5, Protect the Football
Wisconsin turned the ball over in seven of its first eight games but has played turnover free in its last three games. That streak will be tested against a Minnesota defense that has a plus-8 turnover margin in Big Ten play, best in the conference. In particular Minnesota has done well of causing fumbles with 11 during conference play. Expected to be a physical game with yards tough to come by, Wisconsin can’t afford to be cavalier carrying the football. Three different players for Minnesota have forced two fumbles and four different players have registered two fumble recoveries since the start of Big Ten play. If Wisconsin wants to control the clock, they can’t afford to have drives cut short because of a turnover.
The game plan for Wisconsin isn’t going to change from what it has been over the last two weeks. Paul Chryst will once again put an emphasis on establishing the run, which will be a challenge to establish with the physicality expected in the trenches. Wisconsin hasn’t had to rely on the passing attack much over the last two games but the Gophers do allow 235.1 passing yards. Having any kind of success through the air will take pressure off Wisconsin’s running game and help neutralize the Gophers’ ability to create pressure in the backfield. Considering Minnesota has caused opposing rushing attacks to lose an average of 34.4 rushing yards a game, Wisconsin’s running backs will need to be able to pick up the tough yards and the line will need to get the better push so the offense doesn’t work behind the chains.
Success on offense means Wisconsin’s defense will be able to rest and stay fresh.

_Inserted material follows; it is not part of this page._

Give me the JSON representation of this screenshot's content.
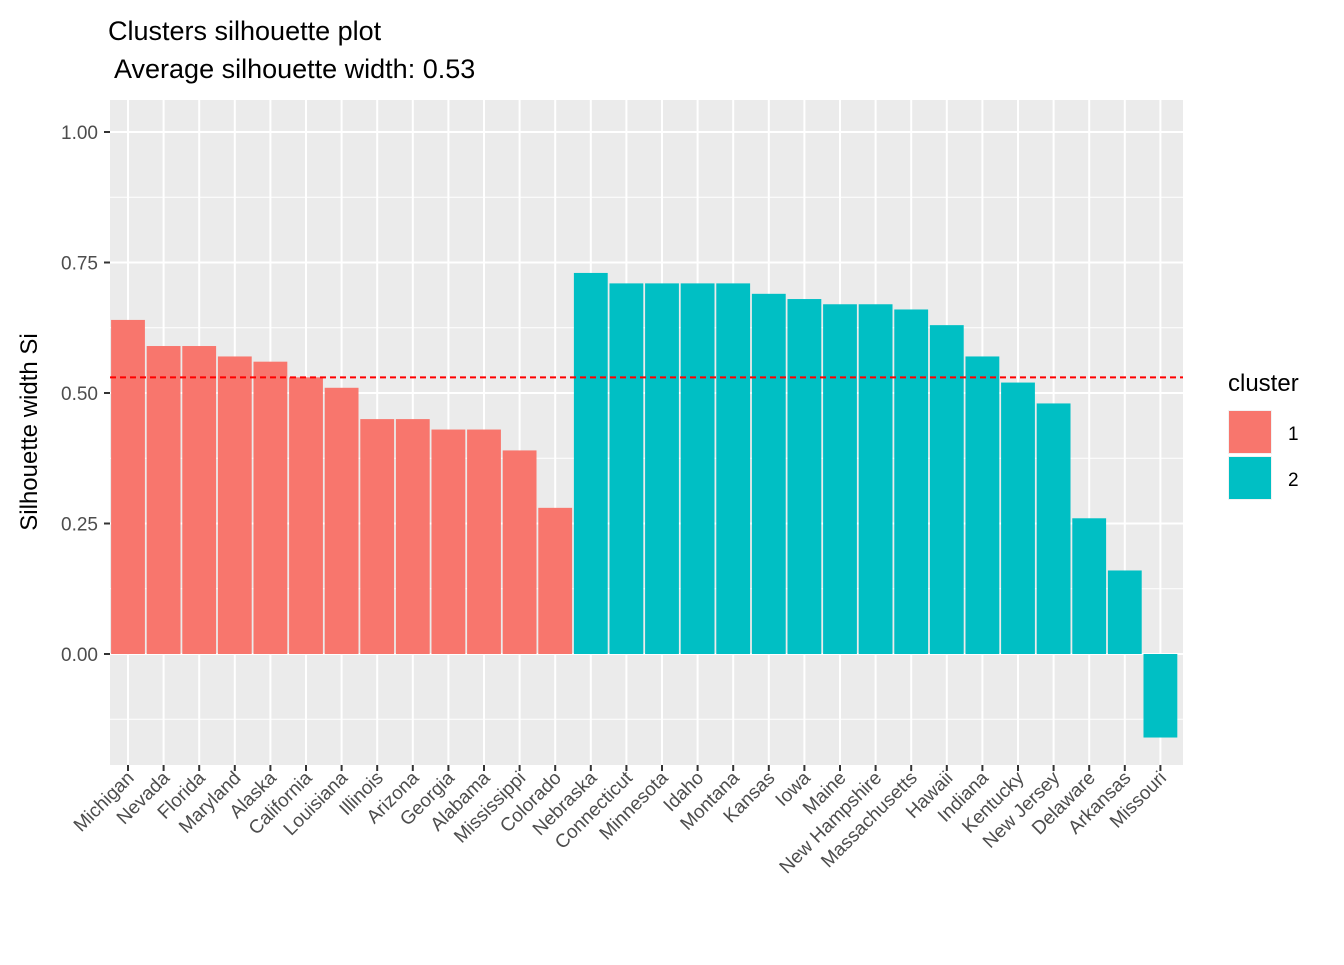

Minnesota’s offense averages 348.6 yards of total offense over conference play, while Wisconsin’s defense has allowed opponents to average 304.4 yards of total offense through eight Big Ten games. Stopping the run is first and foremost for the Badgers, and UW’s secondary – after giving up some big plays to Purdue – need to limit receiver Drew Wolitarsky. Taking away the running game and Wolitarsky will expose Leidner.
Biegel said this week he doesn’t want to leave any doubt as to who the best team is in the Big Ten West Division. The combination of Biegel and Watt should be able to find their way to Leidner, despite him not feeling a lot of heat this season, and the Badgers’ defense has enough talent to keep Minnesota’s offense in check. Wisconsin’s offense will do its job and make sure to capitalize when they need to.
Bottom line, the Axe stays in Madison with a 24-10 Wisconsin win.